The team have also been making plans for the summer displays on the terrace – a couple of large shrubs have already been removed from around the pavilion to allow for visitors to admire the view. Dahlias will once again be making a welcome return to the terrace, as well as a number of new varieties, which are being purchased currently.

Meanwhile, the indoor team will be busy re-potting the orchids in the Subtropical House Orchid Case. Early spring is a great time to re-pot them as they have finished flowering and new stem growth is about to come through. Once they are taken out of their pots, all the old compost is removed and any dead roots are trimmed off. We then select a big terracotta pot that has enough space for two years growth and cover the plant in orchid compost. This consists of 10 parts medium grade pine bark, 5 parts fine grade pine bark, 1 ½ parts of perlite and ¼ part granulated charcoal. Bark is also used as many orchids are epiphytes; growing on tree branches in the wild for support.

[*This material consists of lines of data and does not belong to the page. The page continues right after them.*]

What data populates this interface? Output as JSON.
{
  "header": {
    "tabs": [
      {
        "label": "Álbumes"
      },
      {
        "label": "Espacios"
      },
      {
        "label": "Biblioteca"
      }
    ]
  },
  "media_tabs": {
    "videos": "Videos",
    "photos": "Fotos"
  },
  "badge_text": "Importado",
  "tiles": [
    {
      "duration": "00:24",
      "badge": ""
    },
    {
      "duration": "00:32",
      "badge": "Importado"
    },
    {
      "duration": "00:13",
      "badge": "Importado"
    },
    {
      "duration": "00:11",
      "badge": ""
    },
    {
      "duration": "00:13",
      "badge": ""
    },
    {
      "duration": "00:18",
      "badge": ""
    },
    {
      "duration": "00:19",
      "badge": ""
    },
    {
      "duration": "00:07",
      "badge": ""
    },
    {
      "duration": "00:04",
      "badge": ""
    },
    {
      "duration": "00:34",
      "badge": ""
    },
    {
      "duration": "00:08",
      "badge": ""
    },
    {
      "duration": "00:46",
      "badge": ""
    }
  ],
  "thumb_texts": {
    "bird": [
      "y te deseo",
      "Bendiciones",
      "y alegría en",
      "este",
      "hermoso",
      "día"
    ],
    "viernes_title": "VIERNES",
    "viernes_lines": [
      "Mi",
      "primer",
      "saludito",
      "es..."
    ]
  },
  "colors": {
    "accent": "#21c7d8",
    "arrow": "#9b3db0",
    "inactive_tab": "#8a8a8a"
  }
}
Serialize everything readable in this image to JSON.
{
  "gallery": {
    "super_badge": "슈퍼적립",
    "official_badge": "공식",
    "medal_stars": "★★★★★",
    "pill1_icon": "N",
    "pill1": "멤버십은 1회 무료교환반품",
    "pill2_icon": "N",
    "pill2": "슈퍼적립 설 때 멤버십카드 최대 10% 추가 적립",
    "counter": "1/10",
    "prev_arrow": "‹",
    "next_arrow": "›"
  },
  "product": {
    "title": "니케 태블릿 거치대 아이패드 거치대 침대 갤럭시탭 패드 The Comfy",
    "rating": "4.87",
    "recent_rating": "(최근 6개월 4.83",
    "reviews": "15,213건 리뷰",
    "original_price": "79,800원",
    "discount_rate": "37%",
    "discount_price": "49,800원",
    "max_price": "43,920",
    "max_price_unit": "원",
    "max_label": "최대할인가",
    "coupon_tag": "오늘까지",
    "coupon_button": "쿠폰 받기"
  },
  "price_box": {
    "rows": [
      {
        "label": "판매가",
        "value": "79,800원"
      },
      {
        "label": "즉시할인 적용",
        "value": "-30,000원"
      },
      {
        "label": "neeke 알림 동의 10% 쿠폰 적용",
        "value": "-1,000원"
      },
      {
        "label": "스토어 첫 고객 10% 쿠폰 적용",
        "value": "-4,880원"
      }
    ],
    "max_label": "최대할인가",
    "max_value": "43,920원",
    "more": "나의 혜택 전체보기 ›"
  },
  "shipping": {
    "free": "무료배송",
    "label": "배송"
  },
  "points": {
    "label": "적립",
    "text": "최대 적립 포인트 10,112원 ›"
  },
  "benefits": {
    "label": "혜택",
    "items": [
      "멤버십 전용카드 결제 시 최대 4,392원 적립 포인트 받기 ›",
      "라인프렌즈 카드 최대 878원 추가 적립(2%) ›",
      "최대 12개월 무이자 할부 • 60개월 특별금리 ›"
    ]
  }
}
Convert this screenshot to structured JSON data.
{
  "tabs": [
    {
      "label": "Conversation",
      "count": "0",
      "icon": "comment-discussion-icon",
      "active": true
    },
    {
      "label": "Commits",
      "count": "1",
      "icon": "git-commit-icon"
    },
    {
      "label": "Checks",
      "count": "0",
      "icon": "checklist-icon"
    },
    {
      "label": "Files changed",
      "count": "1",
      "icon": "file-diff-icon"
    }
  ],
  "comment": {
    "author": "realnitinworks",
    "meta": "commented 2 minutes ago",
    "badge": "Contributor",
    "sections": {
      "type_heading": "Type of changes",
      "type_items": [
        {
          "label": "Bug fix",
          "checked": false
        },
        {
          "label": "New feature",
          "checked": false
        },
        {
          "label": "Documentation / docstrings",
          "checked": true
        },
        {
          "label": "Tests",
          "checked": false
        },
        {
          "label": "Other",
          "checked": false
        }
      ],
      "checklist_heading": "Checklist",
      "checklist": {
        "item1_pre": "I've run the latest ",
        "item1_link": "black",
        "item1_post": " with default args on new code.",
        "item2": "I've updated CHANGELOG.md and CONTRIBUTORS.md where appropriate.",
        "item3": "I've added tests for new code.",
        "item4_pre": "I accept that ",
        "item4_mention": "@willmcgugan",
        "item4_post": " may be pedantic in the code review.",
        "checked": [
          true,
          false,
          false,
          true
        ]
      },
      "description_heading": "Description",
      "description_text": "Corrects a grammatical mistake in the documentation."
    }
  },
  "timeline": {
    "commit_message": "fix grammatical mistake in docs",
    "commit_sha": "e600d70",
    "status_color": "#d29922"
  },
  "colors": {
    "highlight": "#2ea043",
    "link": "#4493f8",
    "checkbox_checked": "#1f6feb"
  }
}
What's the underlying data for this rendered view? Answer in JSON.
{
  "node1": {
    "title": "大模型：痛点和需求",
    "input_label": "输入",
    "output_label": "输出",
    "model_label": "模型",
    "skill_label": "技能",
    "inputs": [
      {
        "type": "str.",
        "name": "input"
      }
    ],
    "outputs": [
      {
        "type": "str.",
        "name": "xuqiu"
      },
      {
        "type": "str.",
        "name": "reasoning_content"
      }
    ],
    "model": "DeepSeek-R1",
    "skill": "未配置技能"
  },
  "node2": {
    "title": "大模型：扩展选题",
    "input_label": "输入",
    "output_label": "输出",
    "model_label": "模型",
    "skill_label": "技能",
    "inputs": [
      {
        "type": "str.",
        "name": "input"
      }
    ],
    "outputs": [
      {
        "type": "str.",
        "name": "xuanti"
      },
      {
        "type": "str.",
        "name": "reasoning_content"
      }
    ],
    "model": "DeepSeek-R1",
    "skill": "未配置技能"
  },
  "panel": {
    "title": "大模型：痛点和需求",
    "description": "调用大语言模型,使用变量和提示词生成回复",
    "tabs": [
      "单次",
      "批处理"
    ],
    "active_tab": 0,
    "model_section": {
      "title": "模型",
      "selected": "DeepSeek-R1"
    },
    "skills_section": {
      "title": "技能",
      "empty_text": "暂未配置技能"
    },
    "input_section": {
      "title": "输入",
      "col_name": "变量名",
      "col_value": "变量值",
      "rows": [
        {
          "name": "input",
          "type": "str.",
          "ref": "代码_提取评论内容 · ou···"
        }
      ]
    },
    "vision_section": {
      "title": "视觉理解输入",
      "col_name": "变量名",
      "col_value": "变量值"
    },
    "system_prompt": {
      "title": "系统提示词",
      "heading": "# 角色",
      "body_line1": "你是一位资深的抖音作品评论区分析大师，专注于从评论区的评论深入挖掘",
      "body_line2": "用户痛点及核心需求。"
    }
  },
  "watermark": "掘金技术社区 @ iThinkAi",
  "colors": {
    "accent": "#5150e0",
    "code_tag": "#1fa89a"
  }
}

Lastly, Daffodils grown in pots and cold frames over the winter will now be brought into the cool greenhouse. Green garden canes and string will be used to stake the tall flowers to stop them from falling over. These will also be used in the 21m long floral display in the Mediterranean House during March.

Seasonal Tips for March

If you aren’t sure of what needs to be done in your own garden, why not follow our seasonal tips for March below:

  • Give any bulbs that you have in pots a high-potassium feed every 10-14 days to prolong the display, as well helping the bulb replenish it stores for next year.
  • Lift and split herbaceous perennials and ornamental grasses. Not only does it increase your stock, it also allows you to fill up any bare areas in your garden. If you only re-plant the younger growth and discard the old material it will also provide the plants with renewed vigour to grow.
  • Turn your compost heaps. On a cold day this job will warm you up and it will allow the layers of material to mix together, letting in air and helping material to rot. This gives you a much better chance of making high-quality garden compost.
  • Start planting summer flowering bulbs such as Lilles and Gladiolus for a summer display or to use as cut flowers for your house.
  • As Rose buds are fattening up, it’s the perfect time to prune your roses to an outward facing bud.
  • It’s important to clean glasshouses and cold frames ready for the new growing season.
  • Wash plant pots and seed trays to prevent pests and diseases from damaging precious young plants.
  • Sow hardy annuals seeds such as sweet peas (if you didn’t get round to doing it in the autumn) – remember that April will be too late to do this.
  • Start feeding houseplants with a high nitrogen fertiliser every 7 to 14 days to encourage growth.
  • Place Canna, Dahlias and Ginger Lilies in a warm spot in the glasshouse and give them a good water to encourage new growth.